Some bots may be harmless, helpful, or funny, but others manipulate people by spreading misinformation, artificially inflating the popularity of people, ideas, or products. There’s also the risk of fraud, suppressing speech, spam, malware, cyberbullying, and trolling. The result: a social media landscape in which the public increasingly struggles to distinguish reality from lies.
Russian-linked Facebook and Twitter bot accounts spread disinformation during the 2016 U.S. presidential election. This is concerning when two-thirds of Americans get their news online, according to the Pew Research Center. In some cases, conspiracy theories spread by bots inspired real-world violence.
In December 2019, Facebook and Twitter shut down a system of fake accounts pretending to be real Americans that were photos of A.I.-generated faces and disseminating pro-Trump messages. All told, in 2019, Facebook removed 3.2 billion fake accounts between April and September—double that of the same time period in 2018—while Twitter suspended 88,000 accounts.
The University of Indiana created a bot tool called Botometer that checks Twitter activity on accounts and scores them on the likelihood they are a bot. However, researchers at the NATO Strategic Command Centre of Excellence in Latvia found it’s simple to buy tens of thousands of comments, likes, and views on Facebook, YouTube, Instagram, and Twitter.

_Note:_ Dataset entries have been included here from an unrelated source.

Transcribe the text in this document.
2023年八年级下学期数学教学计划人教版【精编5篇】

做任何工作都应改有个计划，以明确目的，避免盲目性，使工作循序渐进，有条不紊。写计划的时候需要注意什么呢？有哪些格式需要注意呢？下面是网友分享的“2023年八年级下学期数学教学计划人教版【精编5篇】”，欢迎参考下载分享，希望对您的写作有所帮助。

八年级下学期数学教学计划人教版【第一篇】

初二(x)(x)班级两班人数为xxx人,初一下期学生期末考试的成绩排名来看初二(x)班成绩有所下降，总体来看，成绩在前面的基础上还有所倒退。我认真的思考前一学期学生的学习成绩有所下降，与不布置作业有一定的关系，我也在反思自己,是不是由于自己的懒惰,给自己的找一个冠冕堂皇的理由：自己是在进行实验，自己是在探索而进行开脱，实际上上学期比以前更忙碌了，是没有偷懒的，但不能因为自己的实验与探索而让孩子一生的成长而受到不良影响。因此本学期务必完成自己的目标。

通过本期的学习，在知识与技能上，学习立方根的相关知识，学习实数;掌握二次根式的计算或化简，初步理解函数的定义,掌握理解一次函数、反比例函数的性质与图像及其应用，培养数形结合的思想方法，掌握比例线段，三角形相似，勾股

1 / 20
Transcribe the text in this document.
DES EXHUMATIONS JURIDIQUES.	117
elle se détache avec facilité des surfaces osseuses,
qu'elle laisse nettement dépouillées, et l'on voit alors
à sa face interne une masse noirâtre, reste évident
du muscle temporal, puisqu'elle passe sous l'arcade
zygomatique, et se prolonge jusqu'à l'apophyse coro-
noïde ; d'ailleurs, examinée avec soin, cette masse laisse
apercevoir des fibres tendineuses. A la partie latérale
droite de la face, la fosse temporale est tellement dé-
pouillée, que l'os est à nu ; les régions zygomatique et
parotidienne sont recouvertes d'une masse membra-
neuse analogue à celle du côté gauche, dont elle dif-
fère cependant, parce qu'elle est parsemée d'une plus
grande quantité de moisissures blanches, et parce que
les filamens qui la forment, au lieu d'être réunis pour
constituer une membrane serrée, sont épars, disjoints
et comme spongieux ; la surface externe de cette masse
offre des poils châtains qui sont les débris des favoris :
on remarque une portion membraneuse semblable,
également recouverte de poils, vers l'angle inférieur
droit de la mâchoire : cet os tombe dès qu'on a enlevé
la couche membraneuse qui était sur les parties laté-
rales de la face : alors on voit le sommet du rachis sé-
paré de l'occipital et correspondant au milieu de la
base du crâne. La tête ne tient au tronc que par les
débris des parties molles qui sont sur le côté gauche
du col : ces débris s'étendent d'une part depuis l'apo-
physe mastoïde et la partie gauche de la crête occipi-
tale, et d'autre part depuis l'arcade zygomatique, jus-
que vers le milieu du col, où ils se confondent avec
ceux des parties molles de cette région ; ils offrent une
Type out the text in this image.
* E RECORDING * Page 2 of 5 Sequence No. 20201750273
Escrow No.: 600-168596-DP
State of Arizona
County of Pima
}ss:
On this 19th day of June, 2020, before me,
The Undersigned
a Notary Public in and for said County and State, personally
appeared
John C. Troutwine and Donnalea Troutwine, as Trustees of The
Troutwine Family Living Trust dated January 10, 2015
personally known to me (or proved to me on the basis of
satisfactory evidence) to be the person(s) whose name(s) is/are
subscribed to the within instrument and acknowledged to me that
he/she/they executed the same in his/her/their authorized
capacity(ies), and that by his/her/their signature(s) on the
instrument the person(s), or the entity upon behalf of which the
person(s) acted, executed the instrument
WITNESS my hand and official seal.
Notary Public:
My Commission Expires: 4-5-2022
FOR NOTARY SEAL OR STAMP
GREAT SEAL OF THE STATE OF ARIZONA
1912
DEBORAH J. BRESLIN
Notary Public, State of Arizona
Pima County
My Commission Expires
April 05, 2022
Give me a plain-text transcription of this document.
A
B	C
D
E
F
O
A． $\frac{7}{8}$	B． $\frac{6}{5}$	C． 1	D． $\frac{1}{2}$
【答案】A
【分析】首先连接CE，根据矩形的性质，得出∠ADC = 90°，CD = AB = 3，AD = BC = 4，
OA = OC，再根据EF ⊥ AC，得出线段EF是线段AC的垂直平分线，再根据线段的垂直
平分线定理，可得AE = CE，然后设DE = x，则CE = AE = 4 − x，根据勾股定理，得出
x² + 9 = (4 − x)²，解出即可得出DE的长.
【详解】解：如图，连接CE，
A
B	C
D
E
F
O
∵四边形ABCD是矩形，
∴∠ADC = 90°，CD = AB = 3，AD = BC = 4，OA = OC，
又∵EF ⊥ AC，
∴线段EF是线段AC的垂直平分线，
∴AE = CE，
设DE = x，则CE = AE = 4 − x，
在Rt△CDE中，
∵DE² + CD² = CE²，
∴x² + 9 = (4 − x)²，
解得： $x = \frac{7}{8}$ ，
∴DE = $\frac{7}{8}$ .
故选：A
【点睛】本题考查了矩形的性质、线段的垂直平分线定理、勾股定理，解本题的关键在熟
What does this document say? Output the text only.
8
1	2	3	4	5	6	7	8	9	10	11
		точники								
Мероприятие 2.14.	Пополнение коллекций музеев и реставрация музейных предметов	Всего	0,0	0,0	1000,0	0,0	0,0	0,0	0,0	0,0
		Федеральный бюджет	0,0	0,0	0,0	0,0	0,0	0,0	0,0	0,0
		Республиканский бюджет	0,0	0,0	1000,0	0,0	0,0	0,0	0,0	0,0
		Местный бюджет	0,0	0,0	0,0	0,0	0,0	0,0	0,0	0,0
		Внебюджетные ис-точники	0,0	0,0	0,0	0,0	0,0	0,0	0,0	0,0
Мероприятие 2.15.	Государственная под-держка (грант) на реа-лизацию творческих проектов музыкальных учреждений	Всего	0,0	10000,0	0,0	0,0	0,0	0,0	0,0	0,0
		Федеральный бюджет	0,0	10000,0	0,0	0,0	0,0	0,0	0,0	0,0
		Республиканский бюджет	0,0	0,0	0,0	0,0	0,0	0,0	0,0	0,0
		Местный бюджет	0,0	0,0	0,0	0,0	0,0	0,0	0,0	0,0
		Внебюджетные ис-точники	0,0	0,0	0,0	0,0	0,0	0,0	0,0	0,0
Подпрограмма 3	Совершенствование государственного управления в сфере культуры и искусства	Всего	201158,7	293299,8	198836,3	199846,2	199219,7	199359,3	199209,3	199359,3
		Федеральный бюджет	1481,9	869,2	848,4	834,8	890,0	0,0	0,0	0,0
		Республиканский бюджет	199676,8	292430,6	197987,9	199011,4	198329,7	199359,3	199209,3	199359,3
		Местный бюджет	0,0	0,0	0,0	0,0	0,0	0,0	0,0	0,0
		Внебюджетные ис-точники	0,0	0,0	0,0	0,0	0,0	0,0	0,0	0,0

Countries across the globe—including India following the aforementioned terrorist attack—have warned social media companies that they must reel in fake news, and special working groups within the United Nations have explored the topic of regulation, questioning what responsibilities and standards social media companies should have when it comes to international law.
The challenge going forward: Algorithm changes tend to happen in real-time, with live audiences. Not all scenarios have been mapped and tested. This became apparent when a fake story about a Muslim man, warning others about a planned terrorist attack in Slovakia, went viral. Local police issued a statement correcting the story, but since it came from the official police station’s account, tweaks to the News Feed algorithm prevented Facebook users from seeing it.
As social media companies experiment with better ways to curb the spread of fake and misleading information, we will see glitches and potentially even more fake news stories being spread in the foreseeable future.
Labeling of bots will continue to be problematic. Algorithms, for instance, could cast a too-wide net, wrongfully flagging innocent content, such as voice-to-text posts from those with disabilities. If not carefully handled by tech companies and regulators, the labeling could also undermine freedom of expression in democracies.